Proteases têm como alvo de uma grande variedade de substratos os quais inibem ou estimulam a progressão de câncer, tais como fatores de crescimento, receptores de morte celular, cistatina-C, galectina, pró-colágeno, e outras proteases (Flores-Reséndiz et al., 2009). Além disso, proteases
podem clivar moléculas de adesão celular, tal como E-cadherina epitelial, levando a desorganização de junções célula-célula (Masterson e O’Dea, 2007; Gocheva e Joyce, 2007). Estes diferentes mecanismos de invasão modulados por proteases não são mutuamente exclusivos, pois eles agem em conjunto para promover espalhamento de células de câncer (Joyce e Pollard, 2009). A inibição farmacológica ou a remoção genética destas proteases promove uma redução de invasão de células tumorais (Gocheva et al., 2006, Egeblad e
Werb, 2002; Joyce et al., 2004).
Os nossos resultados mostraram que a CaneCPI-2 e a CaneCPI-4 reduziram a metástase pulmonar, agindo como inibidores naturais de cisteíno- protease, e também inibiram a invasão de células tumorais in vitro em Matrigel.
O aparente efeito contraditório da CaneCPI-2, estimulando o crescimento tumoral no modelo subcutâneo e inibindo colonização pulmonar de melanoma no modelo metastático, pode ser entendido comparando a população inicial e a metastática de células tumorais em relação à expressão de cisteíno proteases. Além disso, células tumorais apresentaram aumento de proliferação quando injetadas diretamente no subcutâneo do animal na presença da CaneCPI-2, provavelmente devido à estimulação do processo
angiogênico no local da injeção. Neste caso, a função não-proteolítica da CaneCPI-2 pode contribuir para proliferação celular. Por outro lado, no modelo de colonização pulmonar, o efeito inibidor contra cisteíno proteases, enzimas fundamentais para invasão celular, promoveu a redução dos nódulos pulmonares.
Gianotti et al. (2006) demonstraram que CaneCPI-2, CaneCPI-3, e
CaneCPI-4 possuem diferentes potenciais de inibição quando agindo nas catepsinas recombinantes humanas B e L. Porém, enquanto a CaneCPI-2 e a CaneCPI-3 mostraram uma fraca inibição sobre a catepsina B, com valores de
Ki de 0,47 e 2.44 µM, respectivamente, a CaneCPI-4 inibiu efetivamente a
atividade da enzima, com um Ki muito baixo de 0.83 nM (Gianotti et al., 2006).

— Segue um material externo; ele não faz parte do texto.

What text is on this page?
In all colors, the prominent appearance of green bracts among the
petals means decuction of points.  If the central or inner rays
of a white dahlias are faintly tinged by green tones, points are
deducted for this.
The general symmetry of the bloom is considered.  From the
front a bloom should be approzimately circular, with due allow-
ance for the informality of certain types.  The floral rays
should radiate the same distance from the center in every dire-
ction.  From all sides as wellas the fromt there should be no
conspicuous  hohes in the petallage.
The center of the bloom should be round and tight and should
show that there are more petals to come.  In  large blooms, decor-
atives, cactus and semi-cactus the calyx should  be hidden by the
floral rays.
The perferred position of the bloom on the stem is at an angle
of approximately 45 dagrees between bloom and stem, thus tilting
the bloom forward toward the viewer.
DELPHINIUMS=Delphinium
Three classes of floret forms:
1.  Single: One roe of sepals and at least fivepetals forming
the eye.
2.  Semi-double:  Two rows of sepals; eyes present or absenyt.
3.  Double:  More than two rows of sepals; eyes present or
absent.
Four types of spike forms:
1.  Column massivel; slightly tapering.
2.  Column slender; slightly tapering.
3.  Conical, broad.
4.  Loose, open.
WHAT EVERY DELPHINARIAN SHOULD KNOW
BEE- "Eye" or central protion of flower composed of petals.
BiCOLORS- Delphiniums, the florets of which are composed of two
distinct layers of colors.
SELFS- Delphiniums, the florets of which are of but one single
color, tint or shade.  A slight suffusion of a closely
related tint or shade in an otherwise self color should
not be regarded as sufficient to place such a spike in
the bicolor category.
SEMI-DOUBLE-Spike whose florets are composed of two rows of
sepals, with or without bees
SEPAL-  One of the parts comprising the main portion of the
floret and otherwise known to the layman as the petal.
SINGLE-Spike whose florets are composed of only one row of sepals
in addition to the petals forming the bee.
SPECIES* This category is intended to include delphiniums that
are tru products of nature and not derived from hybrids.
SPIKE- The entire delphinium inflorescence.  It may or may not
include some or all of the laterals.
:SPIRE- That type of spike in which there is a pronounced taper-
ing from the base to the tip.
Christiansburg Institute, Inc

No presente trabalho testamos o efeito inibitório das três canacistatinas (CaneCPI-2, CaneCPI-3, e CaneCPI-4) sobre a atividade catalítica das catepsinas K, S e V. Encontramos valores de Ki na ordem de nM para todas as
catepsinas testadas mostrando o forte efeito inibitório destas cistatinas
Os nossos resultados mostram que as cistatinas da cana-de-açúcar são potencias alvos terapêuticos no combate ao câncer. A continuidade do estudo deverá mostrar o papel destas cistatinas na invasão de células cancerígenas concentrando-se nas suas especificidades, nas células tumorais e no microambiente.
6. CONCLUSÕES
Neste estudo, demonstramos a potente atividade inibitória da CaneCPI-4 contra células de melanoma in vitro e in vivo. Novas estratégias de terapia com
foco nos inibidores cisteíno protease são promissoras, com a possível aplicação desta fitocistatina em estratégias anticâncer.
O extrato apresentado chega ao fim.